Community Hospitals – rural – acute care and critical access. Rural hospitals were clearly rescued by the Medicaid expansion and higher Medicaid payments. Critical access hospitals are acute care facilities as well but are really rural.  

When we break out just the rural acute care and critical access hospitals from the larger list, we see that in 2019 they too had a great year as well, especially those that were components of systems anchored by urban hospitals.  

Virginia’s 21 rural hospitals had 2019 operating revenues of $1.05 billion with operating income of $100 million for a combined operating margin of 9.6%.  

In 2018, that same group of hospitals, 15 acute and 6 critical care, had a combined operating margin of 0.8%, with twelve of them suffering negative margins.

Probing deeper into the 2019 numbers, only two of 21 rural hospitals, Bath County Community Hospital and Buchanan General Hospital, were unaffiliated.  Bath County Hospital had an operating margin of negative 26.2%, up from negative 37% in 2018. Buchanan General’s 2019 operating margin was negative 3.6%, unchanged from 2018.  

The key to rural hospital profitability was size.  

Thirteen of the 21 rural hospitals had operating revenue above $40 million. All but one of them had a positive operating margin. The largest by revenue, not-for-profit Ballad Health’s Lonesome Pine Mt. View Hospital in Big Stone Gap, had an operating margin of 22.7%, up from 7.3% in 2018.

Of the eight rural hospitals with operating revenue below $40 million in 2019, seven of them had negative operating margins.

If we remove the eight smallest from the list, the combined 2019 operating margin of the thirteen rural hospitals with operating revenue between $40 million and $105 million was an astounding 14.2%.

Psychiatric Hospitals. The picture is not nearly so rosy in most of Virginia’s eight psychiatric hospitals.  

Combined performance in 2019 was $172 million in operating revenue, $2.5 million in operating income for a combined operating margin of 1.4%. 

The largest, HCA’s Dominion Hospital in Falls Church, had an operating margin of 19.7%. The second largest, Universal Health Service’s Poplar Springs Hospital in Petersburg, had an operating margin of negative 29.6%. Four were profitable. Four weren’t.

Rehabilitation Hospitals. Eight of Virginia’s nine rehabilitation hospitals were profitable. Encompass Health Corporation, which runs six of the nine, was profitable in each and had a combined 2019 operating margin of 13.1%.

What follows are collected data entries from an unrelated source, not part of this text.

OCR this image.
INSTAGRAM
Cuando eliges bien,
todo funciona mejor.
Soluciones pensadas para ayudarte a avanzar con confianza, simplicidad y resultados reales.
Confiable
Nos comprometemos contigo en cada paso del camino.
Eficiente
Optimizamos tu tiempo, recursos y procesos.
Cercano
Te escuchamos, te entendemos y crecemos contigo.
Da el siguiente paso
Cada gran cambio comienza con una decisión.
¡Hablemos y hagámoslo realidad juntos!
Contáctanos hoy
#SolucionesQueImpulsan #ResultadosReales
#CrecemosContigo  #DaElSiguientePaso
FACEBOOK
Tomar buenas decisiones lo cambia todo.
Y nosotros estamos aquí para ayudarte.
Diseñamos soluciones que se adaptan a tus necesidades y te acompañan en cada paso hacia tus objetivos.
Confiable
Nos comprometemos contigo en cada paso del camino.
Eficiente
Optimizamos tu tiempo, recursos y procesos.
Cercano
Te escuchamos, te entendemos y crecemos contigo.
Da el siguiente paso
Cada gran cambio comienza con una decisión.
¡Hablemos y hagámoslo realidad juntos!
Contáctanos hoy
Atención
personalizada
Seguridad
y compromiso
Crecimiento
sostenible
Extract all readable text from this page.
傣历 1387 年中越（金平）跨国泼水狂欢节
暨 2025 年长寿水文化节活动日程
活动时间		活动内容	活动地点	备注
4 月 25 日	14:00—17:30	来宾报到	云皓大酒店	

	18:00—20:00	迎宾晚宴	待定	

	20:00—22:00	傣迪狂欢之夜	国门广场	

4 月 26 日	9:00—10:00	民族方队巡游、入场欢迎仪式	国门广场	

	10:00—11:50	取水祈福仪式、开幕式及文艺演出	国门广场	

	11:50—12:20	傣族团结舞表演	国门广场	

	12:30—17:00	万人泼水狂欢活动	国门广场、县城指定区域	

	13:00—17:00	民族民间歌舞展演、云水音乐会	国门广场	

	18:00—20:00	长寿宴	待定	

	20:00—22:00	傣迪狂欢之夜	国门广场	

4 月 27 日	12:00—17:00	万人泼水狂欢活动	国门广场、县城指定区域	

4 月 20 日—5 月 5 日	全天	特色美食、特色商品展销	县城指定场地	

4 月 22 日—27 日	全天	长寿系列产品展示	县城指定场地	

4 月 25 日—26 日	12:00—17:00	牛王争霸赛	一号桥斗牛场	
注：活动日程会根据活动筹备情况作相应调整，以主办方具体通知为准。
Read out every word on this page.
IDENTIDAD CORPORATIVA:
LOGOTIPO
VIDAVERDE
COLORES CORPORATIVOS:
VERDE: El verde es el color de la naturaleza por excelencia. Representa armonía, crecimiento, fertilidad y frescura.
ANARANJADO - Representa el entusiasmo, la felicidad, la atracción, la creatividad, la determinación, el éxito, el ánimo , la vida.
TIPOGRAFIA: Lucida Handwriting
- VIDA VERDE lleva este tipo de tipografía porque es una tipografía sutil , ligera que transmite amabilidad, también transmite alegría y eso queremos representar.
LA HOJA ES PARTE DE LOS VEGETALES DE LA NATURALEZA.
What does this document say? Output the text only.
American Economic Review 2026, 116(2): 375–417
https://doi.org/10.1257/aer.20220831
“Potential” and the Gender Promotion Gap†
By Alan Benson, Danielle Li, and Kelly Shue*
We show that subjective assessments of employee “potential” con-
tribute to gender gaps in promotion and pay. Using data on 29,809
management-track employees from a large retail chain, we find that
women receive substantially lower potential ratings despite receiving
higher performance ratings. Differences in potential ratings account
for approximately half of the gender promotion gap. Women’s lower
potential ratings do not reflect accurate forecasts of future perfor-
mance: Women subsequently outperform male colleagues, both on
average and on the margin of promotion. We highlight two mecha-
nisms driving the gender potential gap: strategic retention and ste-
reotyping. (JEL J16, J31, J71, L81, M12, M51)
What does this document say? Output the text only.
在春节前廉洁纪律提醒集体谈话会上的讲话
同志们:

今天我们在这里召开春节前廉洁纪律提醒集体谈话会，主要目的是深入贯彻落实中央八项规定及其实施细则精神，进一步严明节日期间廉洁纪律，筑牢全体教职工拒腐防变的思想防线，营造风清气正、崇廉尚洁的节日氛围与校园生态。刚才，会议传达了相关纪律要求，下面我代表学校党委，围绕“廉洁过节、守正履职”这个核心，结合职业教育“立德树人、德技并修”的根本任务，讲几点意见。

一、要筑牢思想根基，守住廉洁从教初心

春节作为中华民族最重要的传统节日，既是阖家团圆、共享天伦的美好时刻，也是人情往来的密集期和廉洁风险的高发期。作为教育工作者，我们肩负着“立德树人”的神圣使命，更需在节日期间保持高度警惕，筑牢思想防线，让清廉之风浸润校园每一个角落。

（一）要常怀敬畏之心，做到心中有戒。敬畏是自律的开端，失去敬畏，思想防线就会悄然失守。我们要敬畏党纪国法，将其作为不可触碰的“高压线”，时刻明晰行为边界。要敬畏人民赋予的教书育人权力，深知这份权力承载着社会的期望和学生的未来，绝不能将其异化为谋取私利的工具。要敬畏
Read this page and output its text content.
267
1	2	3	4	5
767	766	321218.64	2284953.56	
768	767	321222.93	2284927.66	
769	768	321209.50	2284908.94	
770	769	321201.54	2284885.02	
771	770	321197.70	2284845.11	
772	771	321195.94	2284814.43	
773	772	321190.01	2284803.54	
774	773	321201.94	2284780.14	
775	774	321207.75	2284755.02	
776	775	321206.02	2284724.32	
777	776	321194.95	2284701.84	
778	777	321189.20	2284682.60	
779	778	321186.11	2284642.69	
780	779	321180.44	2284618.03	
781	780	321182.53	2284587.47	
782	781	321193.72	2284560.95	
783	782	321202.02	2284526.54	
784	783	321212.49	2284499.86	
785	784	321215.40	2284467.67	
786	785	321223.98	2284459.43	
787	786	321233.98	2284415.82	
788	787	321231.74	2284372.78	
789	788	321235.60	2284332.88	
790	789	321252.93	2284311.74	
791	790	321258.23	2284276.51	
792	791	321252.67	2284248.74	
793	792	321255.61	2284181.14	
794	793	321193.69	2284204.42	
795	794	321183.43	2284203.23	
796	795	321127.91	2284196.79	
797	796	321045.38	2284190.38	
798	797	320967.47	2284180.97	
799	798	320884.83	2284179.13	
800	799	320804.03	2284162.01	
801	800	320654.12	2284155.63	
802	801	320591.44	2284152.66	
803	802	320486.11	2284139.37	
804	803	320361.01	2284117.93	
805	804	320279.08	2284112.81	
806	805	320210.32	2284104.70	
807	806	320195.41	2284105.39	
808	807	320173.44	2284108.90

Sub-acute Hospitals. Of the state’s six sub-acute hospitals, only two made money. Those were the two largest.

Bottom line

So, the 2018 combination of Medicaid expansion and Medicaid rate increases worked so well as a financial boost to Virginia hospitals that at the end of 2019 most of them were awash in money.  

The richest urban systems got richer. But there is no doubt that the changes appear to have erased concerns for the viability of most of Virginia’s rural hospitals.  

Finally, the Virginia hospital universe is dominated by regional monopoly non-profits. The monopolies were granted by the state, as were the Medicaid changes.

The General Assembly may wish next to examine the state and local tax exemptions of the most profitable “not-for-profit” hospital systems to determine the tradeoff between: 

  • leaving them state and local tax free and hoping they contribute proportionally to community health as an offset. Some do, some don’t; and 
  • taxing them and using those proceeds to both reimburse to the communities that host them for the real costs to providing services to the hospitals and to improve community health directly.

Either way, it is a combination of state COPN decisions and taxpayer money that pads the bottom lines and lines the pockets of the senior executives of these self-declared “public charities,” some of it in bonuses triggered by the profitability increases that were in turn voted for by the General Assembly.